Follow-up: Why rune instead of byte?
- Write a Go function that counts occurrences of each word in a given sentence.
package main
import (
"fmt"
"strings"
)
// CountWordOccurrences counts the occurrences of each word in a given sentence.
// It returns a map where keys are the words and values are their respective counts.
func CountWordOccurrences(sentence string) map[string]int {
// Convert the sentence to lowercase to treat "The" and "the" as the same word.
lowerSentence := strings.ToLower(sentence)
// Split the sentence into words using whitespace as a delimiter.
// strings.Fields handles multiple spaces and trims leading/trailing spaces.
words := strings.Fields(lowerSentence)
// Create a map to store word counts.
wordCounts := make(map[string]int)
// Iterate over the words and increment their counts in the map.
for _, word := range words {
wordCounts[word]++
}
return wordCounts
}
func main() {
sentence := "Go is a great language.
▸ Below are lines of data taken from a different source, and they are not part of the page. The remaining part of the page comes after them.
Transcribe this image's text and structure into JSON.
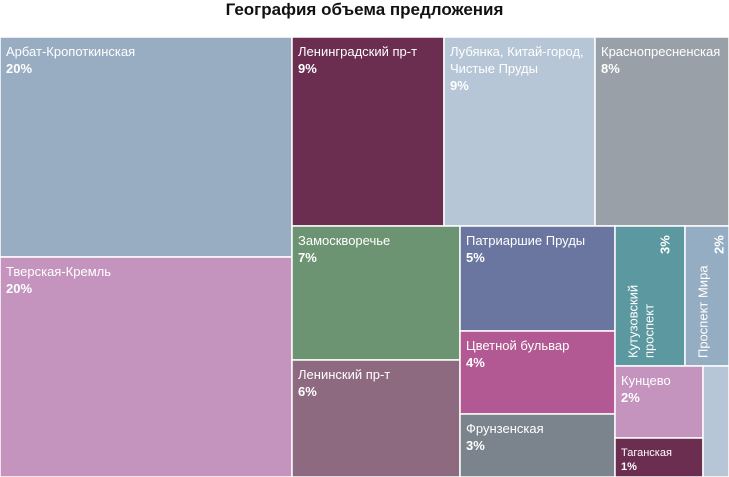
{
  "chart_data": {
    "type": "treemap",
    "title": "География объема предложения",
    "tiles": [
      {
        "name": "Арбат-Кропоткинская",
        "value": "20%",
        "color": "#98acc2"
      },
      {
        "name": "Тверская-Кремль",
        "value": "20%",
        "color": "#c494be"
      },
      {
        "name": "Ленинградский пр-т",
        "value": "9%",
        "color": "#6b2d50"
      },
      {
        "name": "Лубянка, Китай-город, Чистые Пруды",
        "value": "9%",
        "color": "#b7c6d6"
      },
      {
        "name": "Краснопресненская",
        "value": "8%",
        "color": "#99a0a8"
      },
      {
        "name": "Замоскворечье",
        "value": "7%",
        "color": "#6c9472"
      },
      {
        "name": "Ленинский пр-т",
        "value": "6%",
        "color": "#8e6a80"
      },
      {
        "name": "Патриаршие Пруды",
        "value": "5%",
        "color": "#6a769f"
      },
      {
        "name": "Цветной бульвар",
        "value": "4%",
        "color": "#b25993"
      },
      {
        "name": "Фрунзенская",
        "value": "3%",
        "color": "#7b838c"
      },
      {
        "name": "Кутузовский проспект",
        "value": "3%",
        "color": "#5c98a0"
      },
      {
        "name": "Проспект Мира",
        "value": "2%",
        "color": "#95adc2"
      },
      {
        "name": "Кунцево",
        "value": "2%",
        "color": "#c494be"
      },
      {
        "name": "Таганская",
        "value": "1%",
        "color": "#6b2d50"
      },
      {
        "name": "",
        "value": "",
        "color": "#b7c6d6"
      }
    ]
  }
}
Go is fun to learn."
counts := CountWordOccurrences(sentence)
fmt.Println("Word occurrences:")
for word, count := range counts {
fmt.Printf("'%s': %d\n", word, count)
}
sentence2 := "Hello world, hello Go!"
counts2 := CountWordOccurrences(sentence2)
fmt.Println("\nWord occurrences for second sentence:")
for word, count := range counts2 {
fmt.Printf("'%s': %d\n", word, count)
}
}Follow-up: When use sync/atomic instead?
simple coding
- Variable Shadowing
Question: What is the output of the following snippet?
package main
import "fmt"
func main() {
x := 10
if true {
x := 20
fmt.Println(x)
}
fmt.Println(x)
}Expected Answer:
20 10
Explanation: The inner x := 20 declares a new variable shadowing the outer one — scope ends with the block.
Follow-up:
What happens if you use x = 20 instead of x := 20?
- Nil Interface Trick
Question: What is the output?
package main
import "fmt"
func main() {
var x *int = nil
var i interface{} = x
if i == nil {
fmt.Println("nil interface")
} else {
fmt.Println("non-nil interface")
}
}Expected Answer:
non-nil interface
Explanation: The interface i holds a typed nil (*int(nil)), which means the interface itself isn’t nil — both type and value must be nil for the interface to be nil.
Follow-up:
How can you check if the underlying value of an interface is nil?
- Slice Backing Array Trap
Question: What will be printed here?
package main
import "fmt"
func main() {
s := []int{1, 2, 3}
t := s
t[0] = 100
fmt.Println(s)
}Expected Answer:
[100 2 3]
Explanation: Slices share the same backing array; modifying one changes all references.
Follow-up:
How can you make a true copy so s isn’t affected?
- Deferred Function Execution
Question: Predict the output:
package main
import "fmt"
func main() {
for i := 0; i < 3; i++ {
defer fmt.Println(i)
}
}Expected Answer:
2 1 0
Explanation: Deferred functions execute in LIFO order after main() returns.